Lance drops his voice into the barely audible register. “No, it’s not, you dumb-ass. I’ve never seen that woman before in my life. Please, please tell me you delivered my note to the right woman.”

“Yeah, Jessica Reynolds, the woman who is waiting for you to claim her as the object of your secret passion. The future love of your life.” I inject a sing-song tone into my voice as I smile and wiggle my eyebrows.

“I am so screwed, so screwed.” Lance glances over his shoulder at not-Jessica, who is twisting a lock of her hair.

“Are you sure that’s not her? 13 Mockingbird Lane, right?”

“Gill, dammit, no. It was supposed to be 130 Mockingbird Lane. How many of my notes have you delivered to the wrong woman?” He thumbs over his shoulder.

I inject as much contrition as I can muster in the set of my shoulders, the droop of my eyebrows. Even the corners of my mouth assume an appropriate degree of downturn. “Uh, all of them.”

“Shit!”

“I told you to do it yourself.”

“Shit, shit, shit!” Lance leans over the table and props his forehead in his hands.

“Look, she’s here now. Just meet her. You never have to see her again if you don’t like her. We can start all over with Jessica tomorrow. No harm done, okay?”

Lance eyes me warily.

“Okay?”

He throws himself against the back of the booth. “Yeah, okay, alright, fine. I’ll go over there and…” he shakes his head, “get it over with.”

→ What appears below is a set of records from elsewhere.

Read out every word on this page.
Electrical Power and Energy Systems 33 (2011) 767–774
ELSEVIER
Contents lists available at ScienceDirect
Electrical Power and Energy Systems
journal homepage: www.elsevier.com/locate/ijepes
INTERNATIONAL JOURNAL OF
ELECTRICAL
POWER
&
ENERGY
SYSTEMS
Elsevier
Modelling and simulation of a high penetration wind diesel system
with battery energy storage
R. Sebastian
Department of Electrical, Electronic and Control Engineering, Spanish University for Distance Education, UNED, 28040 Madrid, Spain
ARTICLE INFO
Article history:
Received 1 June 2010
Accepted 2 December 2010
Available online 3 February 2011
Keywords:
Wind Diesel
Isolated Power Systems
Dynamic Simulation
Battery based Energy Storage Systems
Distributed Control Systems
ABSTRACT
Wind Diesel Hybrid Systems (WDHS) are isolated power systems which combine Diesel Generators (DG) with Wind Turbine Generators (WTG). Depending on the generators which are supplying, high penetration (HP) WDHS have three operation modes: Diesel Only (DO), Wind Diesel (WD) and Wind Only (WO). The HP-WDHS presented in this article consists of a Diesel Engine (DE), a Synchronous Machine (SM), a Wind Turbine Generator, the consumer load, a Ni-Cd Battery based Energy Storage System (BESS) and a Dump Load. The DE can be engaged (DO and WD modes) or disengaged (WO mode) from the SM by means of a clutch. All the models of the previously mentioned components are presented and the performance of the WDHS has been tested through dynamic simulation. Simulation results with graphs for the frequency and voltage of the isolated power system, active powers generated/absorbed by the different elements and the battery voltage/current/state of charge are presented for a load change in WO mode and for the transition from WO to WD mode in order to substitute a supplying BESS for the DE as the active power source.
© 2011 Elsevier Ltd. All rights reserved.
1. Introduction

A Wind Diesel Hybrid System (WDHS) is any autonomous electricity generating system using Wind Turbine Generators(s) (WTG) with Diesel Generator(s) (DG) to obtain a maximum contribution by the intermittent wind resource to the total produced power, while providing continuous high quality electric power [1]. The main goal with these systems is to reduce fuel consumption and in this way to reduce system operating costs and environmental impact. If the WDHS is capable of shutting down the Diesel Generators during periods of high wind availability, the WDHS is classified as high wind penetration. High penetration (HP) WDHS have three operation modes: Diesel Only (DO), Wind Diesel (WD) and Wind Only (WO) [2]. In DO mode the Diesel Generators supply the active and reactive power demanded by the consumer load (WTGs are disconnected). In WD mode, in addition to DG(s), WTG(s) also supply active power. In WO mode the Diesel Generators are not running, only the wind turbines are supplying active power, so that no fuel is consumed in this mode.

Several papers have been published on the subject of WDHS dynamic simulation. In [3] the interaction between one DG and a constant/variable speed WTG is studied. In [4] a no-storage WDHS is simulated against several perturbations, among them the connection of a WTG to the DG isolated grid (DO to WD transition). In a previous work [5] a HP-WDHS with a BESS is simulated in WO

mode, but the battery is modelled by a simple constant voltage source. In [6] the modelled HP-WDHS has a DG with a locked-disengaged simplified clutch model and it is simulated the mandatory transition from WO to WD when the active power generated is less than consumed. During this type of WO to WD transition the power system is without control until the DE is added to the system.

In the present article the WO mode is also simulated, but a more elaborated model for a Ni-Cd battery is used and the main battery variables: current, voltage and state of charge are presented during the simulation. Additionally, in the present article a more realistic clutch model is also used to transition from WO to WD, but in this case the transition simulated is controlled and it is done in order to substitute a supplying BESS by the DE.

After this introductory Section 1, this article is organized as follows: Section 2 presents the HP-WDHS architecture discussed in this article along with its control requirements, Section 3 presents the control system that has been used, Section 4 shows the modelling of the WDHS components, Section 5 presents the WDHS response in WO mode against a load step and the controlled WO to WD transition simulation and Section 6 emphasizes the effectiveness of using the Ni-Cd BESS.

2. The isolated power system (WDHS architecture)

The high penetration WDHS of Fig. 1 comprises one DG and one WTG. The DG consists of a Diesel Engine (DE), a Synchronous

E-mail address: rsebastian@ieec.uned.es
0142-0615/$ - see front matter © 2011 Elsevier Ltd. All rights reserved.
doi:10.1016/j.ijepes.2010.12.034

“Good. That’s the spirit. Maybe you’ll even like her. But listen, I’ll go point her in your direction on my way out. I owe you that at least. Drink your martini. It’s on me.” I stand and clap him on the shoulder. “Besides, I have a good feeling about this.”

I stroll to the foyer toward the waiting woman. Not too fast, not too slow.

“Hey, Myra, I mean Jessica. It’s all going as we planned. Lance is ready for your date. Have fun, okay.”

“Yeah you too, Gill, I mean Lance. Have fun with Jessica Reynolds.”

Yeah, like I said before, all is fair in love and war. Perhaps if Lance had read Cyrano de Bergerac in the fifth grade instead of copying my book report, he’d have learned that the messenger gets the girl, panache be damned.